Setting Midpoint for continuous diverging color scale on a heatmap

我只是一个虾纸丫 提交于 2020-01-21 19:15:11

问题


I need to adjust the midpoint location for a heatmap via ggplot2. I've googled around and have seen scale_fill_gradient2 be a great fit but the colors don't seem to match up to what I'm looking for. I know z needs a range from 0 to 1. Example dataset generation below:

library(ggplot2)
library(tibble)
library(RColorBrewer)

set.seed(5)
df <- as_tibble(expand.grid(x = -5:5, y = 0:5, z = NA))
df$z <- runif(length(df$z), min = 0, max = 1)

I tried plotting with the scale_fill_gradient2 but the blue color isn't coming as "dark" as I'd like.

ggplot(df, aes(x = x, y = y)) + 
  geom_tile(aes(fill = z)) + 
  scale_fill_gradient2(
    low = 'red', mid = 'white', high = 'blue',
    midpoint = 0.7, guide = 'colourbar', aesthetics = 'fill'
  ) + 
  scale_x_continuous(expand = c(0, 0), breaks = unique(df$x)) + 
  scale_y_continuous(expand = c(0, 0), breaks = unique(df$y))

Therefore, I'm using scale_fill_distiller with the color palette 'RdBu' which comes out with the color scale I need but the ranges and the midpoints aren't right.

ggplot(df, aes(x = x, y = y)) + 
  geom_tile(aes(fill = z)) +
  scale_fill_distiller(palette = 'RdBu') + 
  scale_x_continuous(expand = c(0, 0), breaks = unique(df$x)) +
  scale_y_continuous(expand = c(0, 0), breaks = unique(df$y))

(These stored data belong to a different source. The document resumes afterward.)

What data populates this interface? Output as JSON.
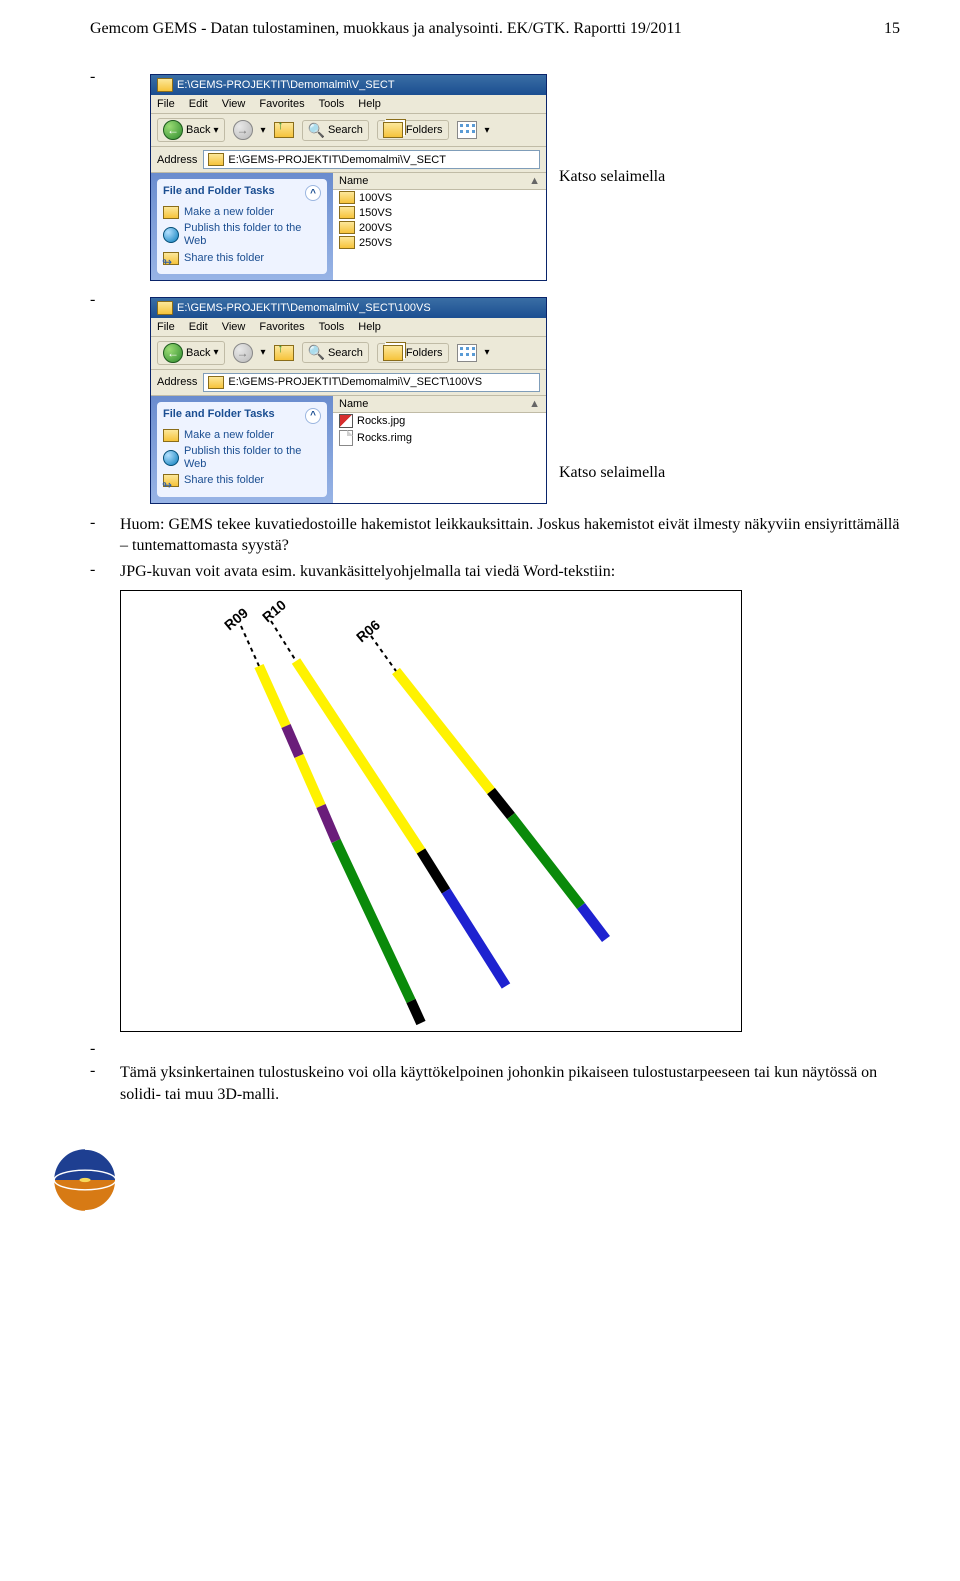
{
  "header": {
    "left": "Gemcom GEMS - Datan tulostaminen, muokkaus ja analysointi. EK/GTK. Raportti 19/2011",
    "page": "15"
  },
  "captions": {
    "katso1": "Katso selaimella",
    "katso2": "Katso selaimella"
  },
  "bullets": {
    "huom": "Huom: GEMS tekee kuvatiedostoille hakemistot leikkauksittain. Joskus hakemistot eivät ilmesty näkyviin ensiyrittämällä – tuntemattomasta syystä?",
    "jpg": "JPG-kuvan voit avata esim. kuvankäsittelyohjelmalla tai viedä Word-tekstiin:",
    "tama": "Tämä yksinkertainen tulostuskeino voi olla käyttökelpoinen johonkin pikaiseen tulostustarpeeseen tai kun näytössä on solidi- tai muu 3D-malli."
  },
  "explorer_common": {
    "menu": [
      "File",
      "Edit",
      "View",
      "Favorites",
      "Tools",
      "Help"
    ],
    "toolbar": {
      "back": "Back",
      "search": "Search",
      "folders": "Folders"
    },
    "address_label": "Address",
    "tasks_title": "File and Folder Tasks",
    "tasks": {
      "make": "Make a new folder",
      "publish": "Publish this folder to the Web",
      "share": "Share this folder"
    },
    "column": "Name",
    "sort_asc": "▲"
  },
  "explorer1": {
    "title": "E:\\GEMS-PROJEKTIT\\Demomalmi\\V_SECT",
    "address": "E:\\GEMS-PROJEKTIT\\Demomalmi\\V_SECT",
    "items": [
      {
        "type": "folder",
        "name": "100VS"
      },
      {
        "type": "folder",
        "name": "150VS"
      },
      {
        "type": "folder",
        "name": "200VS"
      },
      {
        "type": "folder",
        "name": "250VS"
      }
    ]
  },
  "explorer2": {
    "title": "E:\\GEMS-PROJEKTIT\\Demomalmi\\V_SECT\\100VS",
    "address": "E:\\GEMS-PROJEKTIT\\Demomalmi\\V_SECT\\100VS",
    "items": [
      {
        "type": "image",
        "name": "Rocks.jpg"
      },
      {
        "type": "file",
        "name": "Rocks.rimg"
      }
    ]
  },
  "diagram": {
    "labels": {
      "r09": "R09",
      "r10": "R10",
      "r06": "R06"
    }
  }
}
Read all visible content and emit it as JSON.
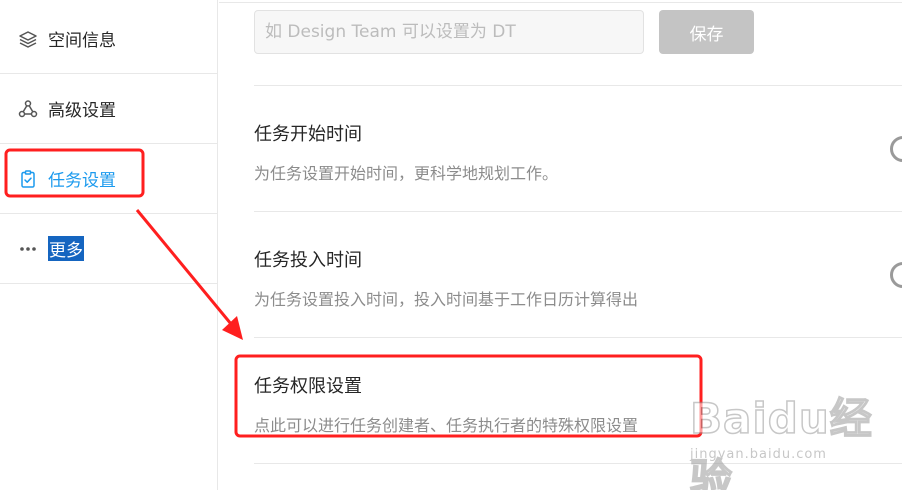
{
  "sidebar": {
    "items": [
      {
        "label": "空间信息",
        "icon": "layers-icon"
      },
      {
        "label": "高级设置",
        "icon": "nodes-icon"
      },
      {
        "label": "任务设置",
        "icon": "clipboard-icon",
        "active": true
      },
      {
        "label": "更多",
        "icon": "ellipsis-icon"
      }
    ]
  },
  "abbreviation": {
    "placeholder": "如 Design Team 可以设置为 DT",
    "save_label": "保存"
  },
  "settings": [
    {
      "title": "任务开始时间",
      "desc": "为任务设置开始时间，更科学地规划工作。"
    },
    {
      "title": "任务投入时间",
      "desc": "为任务设置投入时间，投入时间基于工作日历计算得出"
    },
    {
      "title": "任务权限设置",
      "desc": "点此可以进行任务创建者、任务执行者的特殊权限设置"
    }
  ],
  "watermark": {
    "logo": "Baidu经验",
    "url": "jingyan.baidu.com"
  },
  "colors": {
    "accent": "#1b9aee",
    "annotation": "#ff1f1f",
    "selection": "#1565c0",
    "button_disabled": "#c4c4c4"
  }
}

Is there a way to get the 2nd color scale but with the option to set midpoint range as the first?


回答1:


The color scales provided by the colorspace package will generally allow you much more fine-grained control. First, you can use the same colorscale but set the mid-point.

library(ggplot2)
library(tibble)
library(colorspace)

set.seed(5)
df <- as_tibble(expand.grid(x = -5:5, y = 0:5, z = NA))
df$z <- runif(length(df$z), min = 0, max = 1)

ggplot(df, aes(x = x, y = y)) + 
  geom_tile(aes(fill = z)) + 
  scale_fill_continuous_divergingx(palette = 'RdBu', mid = 0.7) + 
  scale_x_continuous(expand = c(0, 0), breaks = unique(df$x)) + 
  scale_y_continuous(expand = c(0, 0), breaks = unique(df$y))

However, as you see, this creates the same problem as before, because you'd have to be further away from the midpoint to get darker blues. Fortunately, the divergingx color scales allow you to manipulate either branch independently, and so we can create a scale that turns to dark blue much faster. You can play around with l3, p3, and p4 until you get the result you want.

ggplot(df, aes(x = x, y = y)) + 
  geom_tile(aes(fill = z)) + 
  scale_fill_continuous_divergingx(palette = 'RdBu', mid = 0.7, l3 = 0, p3 = .8, p4 = .6) + 
  scale_x_continuous(expand = c(0, 0), breaks = unique(df$x)) + 
  scale_y_continuous(expand = c(0, 0), breaks = unique(df$y))

Created on 2019-11-05 by the reprex package (v0.3.0)




回答2:


Claus' answer is great (and I'm a fan of his work), but I'd like to add that you can retain control within vanilla ggplot as well if you use the scale_fill_gradientn() function:

library(ggplot2)
library(tibble)

set.seed(5)
df <- as_tibble(expand.grid(x = -5:5, y = 0:5, z = NA))
df$z <- runif(length(df$z), min = 0, max = 1)

ggplot(df, aes(x = x, y = y)) + 
  geom_tile(aes(fill = z)) + 
  scale_fill_gradientn(
    colours = c("red", "white", "blue"),
    values = c(0, 0.7, 1)
  ) + 
  scale_x_continuous(expand = c(0, 0), breaks = unique(df$x)) + 
  scale_y_continuous(expand = c(0, 0), breaks = unique(df$y))

A notable downside is that you'd have to provide the values argument in rescaled space, so between 0-1. Consider if your fill values range from 0-10 instead and want the midpoint on 0.7, you'd have to provide values = c(0, 0.07, 1).